Anyone who looks at Sophia Sutherland’s creative ceramic pieces can see immediately that she is a cat person, but her second two-artist Dolphin Gallery show reveals an equal fascination with the human body both as torsos and full figures in a variety of poses.
One very distinctive hallmark of Sutherland’s work is the series of small monoliths she produces with slabs from which the figure’s head and arms are formed to reach out to connect with others. Often they depict intertwining lovers, a mother and child, or a small group of individuals joined together.
Although she also works in bronze and cement, many of her ceramic pieces begin with an amorphous lump of clay she playfully refers to as a “Gumby.” From that beginning each piece takes a life of its own. Many are hollowed out before firing with oxides or glazes that often produce intriguing results. For Sutherland, her work is always evolving. “There is always an excitement anticipating the final outcome.”
She adds, “My work is overtly whimsical and covertly philosophical. I move between the second, third, and finally the fourth dimension, where I can explore with my viewers the last stage of creativity: the work in the world.”
Although this show features her three-dimensional pieces, she also uses water colors and pastels to create interesting nudes and figures that help inform her ceramic pieces. Active in the Artist Collective in Elk since she arrived in the area in 1968, Sutherland is one of thirty-two artists whose work is displayed at the Elk Studio Gallery. She is also at the John Hanes Gallery in Boonville.
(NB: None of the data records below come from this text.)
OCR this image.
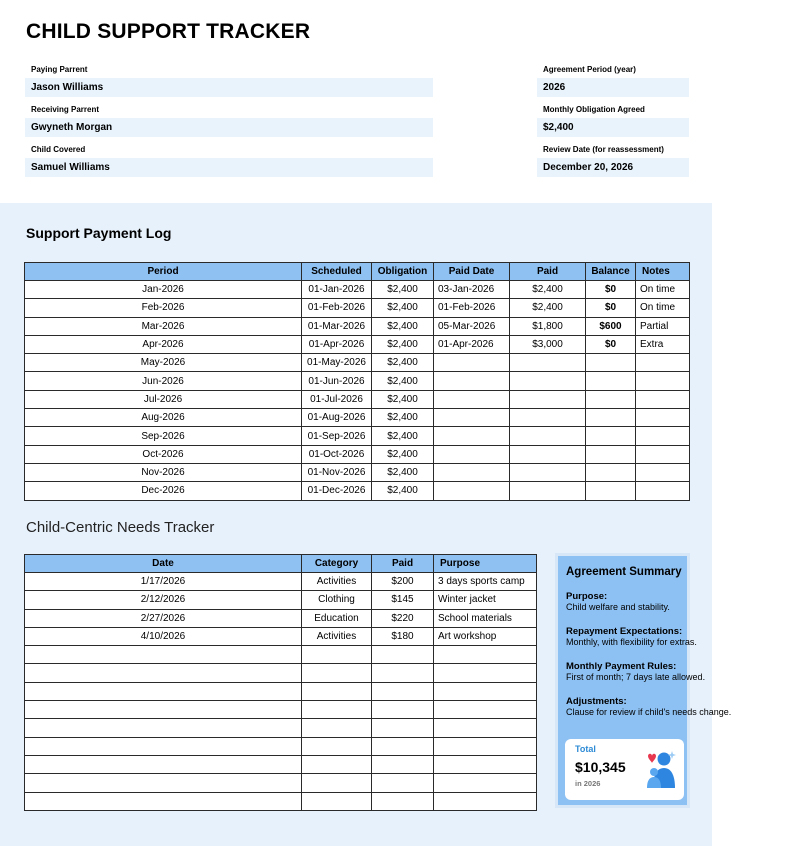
CHILD SUPPORT TRACKER
Paying Parrent
Jason Williams
Receiving Parrent
Gwyneth Morgan
Child Covered
Samuel Williams
Agreement Period (year)
2026
Monthly Obligation Agreed
$2,400
Review Date (for reassessment)
December 20, 2026
Support Payment Log
Period	Scheduled	Obligation	Paid Date	Paid	Balance	Notes
Jan-2026	01-Jan-2026	$2,400	03-Jan-2026	$2,400	$0	On time
Feb-2026	01-Feb-2026	$2,400	01-Feb-2026	$2,400	$0	On time
Mar-2026	01-Mar-2026	$2,400	05-Mar-2026	$1,800	$600	Partial
Apr-2026	01-Apr-2026	$2,400	01-Apr-2026	$3,000	$0	Extra
May-2026	01-May-2026	$2,400				
Jun-2026	01-Jun-2026	$2,400				
Jul-2026	01-Jul-2026	$2,400				
Aug-2026	01-Aug-2026	$2,400				
Sep-2026	01-Sep-2026	$2,400				
Oct-2026	01-Oct-2026	$2,400				
Nov-2026	01-Nov-2026	$2,400				
Dec-2026	01-Dec-2026	$2,400				
Child-Centric Needs Tracker
Date	Category	Paid	Purpose
1/17/2026	Activities	$200	3 days sports camp
2/12/2026	Clothing	$145	Winter jacket
2/27/2026	Education	$220	School materials
4/10/2026	Activities	$180	Art workshop

Agreement Summary
Purpose:
Child welfare and stability.
Repayment Expectations:
Monthly, with flexibility for extras.
Monthly Payment Rules:
First of month; 7 days late allowed.
Adjustments:
Clause for review if child's needs change.
Total
$10,345
in 2026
Sutherland’s formal training began on the East Coast at Putney School in Vermont. After traveling in Europe and North Africa, she settled in Northern California and resumed sculpting at the California College of Arts and Crafts with further studies at UC Berkeley, San Francisco State University, and the College of the Redwoods. Since 1978 she has had her sculptures in numerous collections in Europe, Latin America and the United States.